Stochastic Context-Free L-Grammar DNA Modeling Machine Learning Data Mining Bioinformatics
Institute of Information Theories and Applications FOI ITHEA
Formal grammars can used for describing complex repeatable structures such as DNA sequences. In
this paper, we describe the structural composition of DNA sequences using a context-free stochastic L-grammar.

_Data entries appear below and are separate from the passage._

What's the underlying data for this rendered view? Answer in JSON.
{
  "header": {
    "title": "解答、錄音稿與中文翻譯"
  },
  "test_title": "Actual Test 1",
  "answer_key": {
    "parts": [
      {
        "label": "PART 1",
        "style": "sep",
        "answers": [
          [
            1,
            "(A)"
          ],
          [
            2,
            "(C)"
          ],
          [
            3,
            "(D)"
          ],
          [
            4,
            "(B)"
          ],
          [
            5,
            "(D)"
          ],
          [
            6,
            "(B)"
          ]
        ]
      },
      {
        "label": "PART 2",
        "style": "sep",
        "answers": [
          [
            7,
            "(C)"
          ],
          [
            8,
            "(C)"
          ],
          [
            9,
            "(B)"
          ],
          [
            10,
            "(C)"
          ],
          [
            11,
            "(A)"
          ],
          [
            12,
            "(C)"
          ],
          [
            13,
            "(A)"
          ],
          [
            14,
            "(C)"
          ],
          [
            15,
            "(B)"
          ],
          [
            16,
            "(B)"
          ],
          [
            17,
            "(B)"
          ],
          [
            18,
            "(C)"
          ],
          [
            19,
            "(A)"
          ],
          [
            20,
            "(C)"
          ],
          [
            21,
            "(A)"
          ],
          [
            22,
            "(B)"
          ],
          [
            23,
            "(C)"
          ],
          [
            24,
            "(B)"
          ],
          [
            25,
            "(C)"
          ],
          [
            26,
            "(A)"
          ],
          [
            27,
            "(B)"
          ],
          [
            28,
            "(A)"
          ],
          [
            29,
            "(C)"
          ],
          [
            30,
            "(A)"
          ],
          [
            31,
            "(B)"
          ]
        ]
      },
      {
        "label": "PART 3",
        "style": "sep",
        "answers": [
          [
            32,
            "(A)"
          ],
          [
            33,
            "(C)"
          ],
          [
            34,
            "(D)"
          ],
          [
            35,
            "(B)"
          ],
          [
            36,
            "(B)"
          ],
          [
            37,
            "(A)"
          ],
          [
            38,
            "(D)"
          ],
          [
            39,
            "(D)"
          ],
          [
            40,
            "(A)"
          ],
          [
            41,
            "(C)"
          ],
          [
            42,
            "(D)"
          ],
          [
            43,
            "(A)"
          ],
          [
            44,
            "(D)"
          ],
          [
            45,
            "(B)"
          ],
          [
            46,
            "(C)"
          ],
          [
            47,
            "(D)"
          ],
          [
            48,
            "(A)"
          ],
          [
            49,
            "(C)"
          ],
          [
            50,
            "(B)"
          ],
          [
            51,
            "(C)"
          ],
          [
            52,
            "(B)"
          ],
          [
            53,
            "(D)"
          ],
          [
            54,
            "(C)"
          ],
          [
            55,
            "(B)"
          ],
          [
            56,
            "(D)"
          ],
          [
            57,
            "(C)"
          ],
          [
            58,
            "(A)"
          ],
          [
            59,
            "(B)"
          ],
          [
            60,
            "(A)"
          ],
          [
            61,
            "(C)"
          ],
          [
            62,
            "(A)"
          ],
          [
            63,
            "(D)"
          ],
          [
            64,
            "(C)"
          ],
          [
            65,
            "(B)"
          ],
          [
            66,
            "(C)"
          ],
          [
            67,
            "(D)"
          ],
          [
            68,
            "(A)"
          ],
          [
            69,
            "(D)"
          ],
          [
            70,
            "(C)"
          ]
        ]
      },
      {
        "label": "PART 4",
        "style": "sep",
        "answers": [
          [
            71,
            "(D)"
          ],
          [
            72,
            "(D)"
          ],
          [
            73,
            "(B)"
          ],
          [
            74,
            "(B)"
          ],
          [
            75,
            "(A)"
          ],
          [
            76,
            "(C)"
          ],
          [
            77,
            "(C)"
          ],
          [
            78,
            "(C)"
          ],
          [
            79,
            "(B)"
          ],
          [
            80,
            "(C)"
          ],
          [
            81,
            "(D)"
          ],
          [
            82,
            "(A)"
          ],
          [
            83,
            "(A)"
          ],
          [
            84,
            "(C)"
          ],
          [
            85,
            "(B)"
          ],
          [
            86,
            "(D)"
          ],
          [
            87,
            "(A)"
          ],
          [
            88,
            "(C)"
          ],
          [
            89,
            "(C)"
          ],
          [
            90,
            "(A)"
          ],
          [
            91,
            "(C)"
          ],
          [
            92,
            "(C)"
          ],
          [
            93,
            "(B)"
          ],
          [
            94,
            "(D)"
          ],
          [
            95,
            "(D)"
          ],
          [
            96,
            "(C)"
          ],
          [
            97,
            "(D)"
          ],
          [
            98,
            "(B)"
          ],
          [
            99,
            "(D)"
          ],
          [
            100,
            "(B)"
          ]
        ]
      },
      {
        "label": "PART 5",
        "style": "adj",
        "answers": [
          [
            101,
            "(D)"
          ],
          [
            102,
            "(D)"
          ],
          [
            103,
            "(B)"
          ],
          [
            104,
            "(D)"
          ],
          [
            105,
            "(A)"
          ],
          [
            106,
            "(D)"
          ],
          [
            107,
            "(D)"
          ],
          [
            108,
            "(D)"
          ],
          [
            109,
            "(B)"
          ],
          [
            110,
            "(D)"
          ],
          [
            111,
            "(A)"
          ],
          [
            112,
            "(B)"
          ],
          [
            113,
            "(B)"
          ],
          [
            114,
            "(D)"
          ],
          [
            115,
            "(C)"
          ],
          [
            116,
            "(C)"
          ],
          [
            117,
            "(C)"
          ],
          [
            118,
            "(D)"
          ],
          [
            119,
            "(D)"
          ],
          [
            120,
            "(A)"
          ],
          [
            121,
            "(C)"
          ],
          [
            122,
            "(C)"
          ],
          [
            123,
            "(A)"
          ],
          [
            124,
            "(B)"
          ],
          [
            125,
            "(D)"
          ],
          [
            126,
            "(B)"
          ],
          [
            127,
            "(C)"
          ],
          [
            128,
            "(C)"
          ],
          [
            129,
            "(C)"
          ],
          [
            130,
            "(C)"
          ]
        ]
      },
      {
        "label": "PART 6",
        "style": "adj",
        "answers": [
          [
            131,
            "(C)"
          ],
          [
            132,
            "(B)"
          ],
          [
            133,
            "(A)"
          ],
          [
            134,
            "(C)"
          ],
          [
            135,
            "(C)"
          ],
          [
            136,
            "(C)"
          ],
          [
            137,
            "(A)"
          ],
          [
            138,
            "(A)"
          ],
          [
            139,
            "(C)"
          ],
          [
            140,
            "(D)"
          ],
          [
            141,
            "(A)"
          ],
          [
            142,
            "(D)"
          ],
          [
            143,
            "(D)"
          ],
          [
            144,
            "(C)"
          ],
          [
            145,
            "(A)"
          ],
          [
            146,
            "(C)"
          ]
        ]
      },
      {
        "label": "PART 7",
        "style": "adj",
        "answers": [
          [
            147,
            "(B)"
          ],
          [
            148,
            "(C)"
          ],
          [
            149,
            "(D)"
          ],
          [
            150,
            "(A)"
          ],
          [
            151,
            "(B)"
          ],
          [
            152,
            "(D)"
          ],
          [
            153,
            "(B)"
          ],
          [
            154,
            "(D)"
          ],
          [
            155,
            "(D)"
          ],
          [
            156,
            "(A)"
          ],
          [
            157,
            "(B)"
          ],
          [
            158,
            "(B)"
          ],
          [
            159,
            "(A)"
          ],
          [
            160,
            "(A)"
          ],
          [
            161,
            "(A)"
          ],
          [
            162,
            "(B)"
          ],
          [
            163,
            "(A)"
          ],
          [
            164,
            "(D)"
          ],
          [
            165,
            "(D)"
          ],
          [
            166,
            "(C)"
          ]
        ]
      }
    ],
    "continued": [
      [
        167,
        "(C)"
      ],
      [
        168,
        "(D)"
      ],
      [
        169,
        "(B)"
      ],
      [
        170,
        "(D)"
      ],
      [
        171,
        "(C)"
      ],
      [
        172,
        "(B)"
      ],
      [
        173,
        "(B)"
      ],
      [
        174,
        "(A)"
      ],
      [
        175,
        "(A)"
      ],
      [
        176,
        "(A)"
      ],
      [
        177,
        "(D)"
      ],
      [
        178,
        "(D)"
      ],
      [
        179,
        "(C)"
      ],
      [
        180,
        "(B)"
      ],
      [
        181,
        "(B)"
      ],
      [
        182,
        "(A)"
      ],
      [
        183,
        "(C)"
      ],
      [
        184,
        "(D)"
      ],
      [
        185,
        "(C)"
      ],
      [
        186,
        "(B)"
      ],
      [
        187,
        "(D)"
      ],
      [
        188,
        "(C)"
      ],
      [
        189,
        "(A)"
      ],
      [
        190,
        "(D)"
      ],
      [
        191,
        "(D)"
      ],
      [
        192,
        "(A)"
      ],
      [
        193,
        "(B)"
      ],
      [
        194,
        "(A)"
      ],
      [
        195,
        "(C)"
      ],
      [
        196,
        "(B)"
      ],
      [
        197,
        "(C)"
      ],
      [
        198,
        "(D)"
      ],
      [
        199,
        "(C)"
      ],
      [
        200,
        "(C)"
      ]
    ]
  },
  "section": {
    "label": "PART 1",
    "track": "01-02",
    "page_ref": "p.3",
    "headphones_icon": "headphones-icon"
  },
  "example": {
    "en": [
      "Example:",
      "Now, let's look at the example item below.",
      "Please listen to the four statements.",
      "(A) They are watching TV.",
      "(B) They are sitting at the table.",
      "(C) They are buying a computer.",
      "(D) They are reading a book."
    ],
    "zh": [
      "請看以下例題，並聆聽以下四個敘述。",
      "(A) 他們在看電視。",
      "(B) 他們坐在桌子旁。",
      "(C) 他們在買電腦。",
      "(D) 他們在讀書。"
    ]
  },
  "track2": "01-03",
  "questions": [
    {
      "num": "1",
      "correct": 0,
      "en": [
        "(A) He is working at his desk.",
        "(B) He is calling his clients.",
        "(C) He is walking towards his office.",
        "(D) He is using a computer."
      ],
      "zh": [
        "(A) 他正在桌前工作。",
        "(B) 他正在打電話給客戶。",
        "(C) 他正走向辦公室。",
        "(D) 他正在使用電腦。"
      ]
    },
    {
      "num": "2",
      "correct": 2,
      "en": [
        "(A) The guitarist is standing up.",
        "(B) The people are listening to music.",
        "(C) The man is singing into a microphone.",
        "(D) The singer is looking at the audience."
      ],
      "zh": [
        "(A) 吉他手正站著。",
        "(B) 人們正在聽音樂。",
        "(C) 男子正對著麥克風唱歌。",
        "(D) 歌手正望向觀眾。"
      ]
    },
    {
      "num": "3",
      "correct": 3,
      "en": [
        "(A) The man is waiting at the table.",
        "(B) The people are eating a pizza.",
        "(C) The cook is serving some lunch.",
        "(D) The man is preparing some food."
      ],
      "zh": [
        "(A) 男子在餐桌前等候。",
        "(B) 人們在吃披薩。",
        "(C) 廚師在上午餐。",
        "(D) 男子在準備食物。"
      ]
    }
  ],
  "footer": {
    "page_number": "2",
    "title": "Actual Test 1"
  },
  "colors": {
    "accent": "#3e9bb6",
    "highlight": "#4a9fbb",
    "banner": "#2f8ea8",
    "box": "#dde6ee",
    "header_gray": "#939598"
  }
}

L-grammars are a special class of parallel grammars that can model the growth of living organisms, e.g. plant
development, and model the morphology of a variety of organisms. We believe that parallel grammars also can
be used for modeling genetic mechanisms and sequences such as promoters. Promoters are short regulatory
DNA sequences located upstream of a gene. Detection of promoters in DNA sequences is important for
successful gene prediction. Promoters can be recognized by certain patterns that are conserved within a species,
but there are many exceptions which makes the promoter recognition a complex problem. We replace the
problem of promoter recognition by induction of context-free stochastic L-grammar rules, which are later used for
the structural analysis of promoter sequences. L-grammar rules are derived automatically from the drosophila and
vertebrate promoter datasets using a genetic programming technique and their fitness is evaluated using a
Support Vector Machine (SVM) classifier. The artificial promoter sequences generated using the derived L-
grammar rules are analyzed and compared with natural promoter sequences.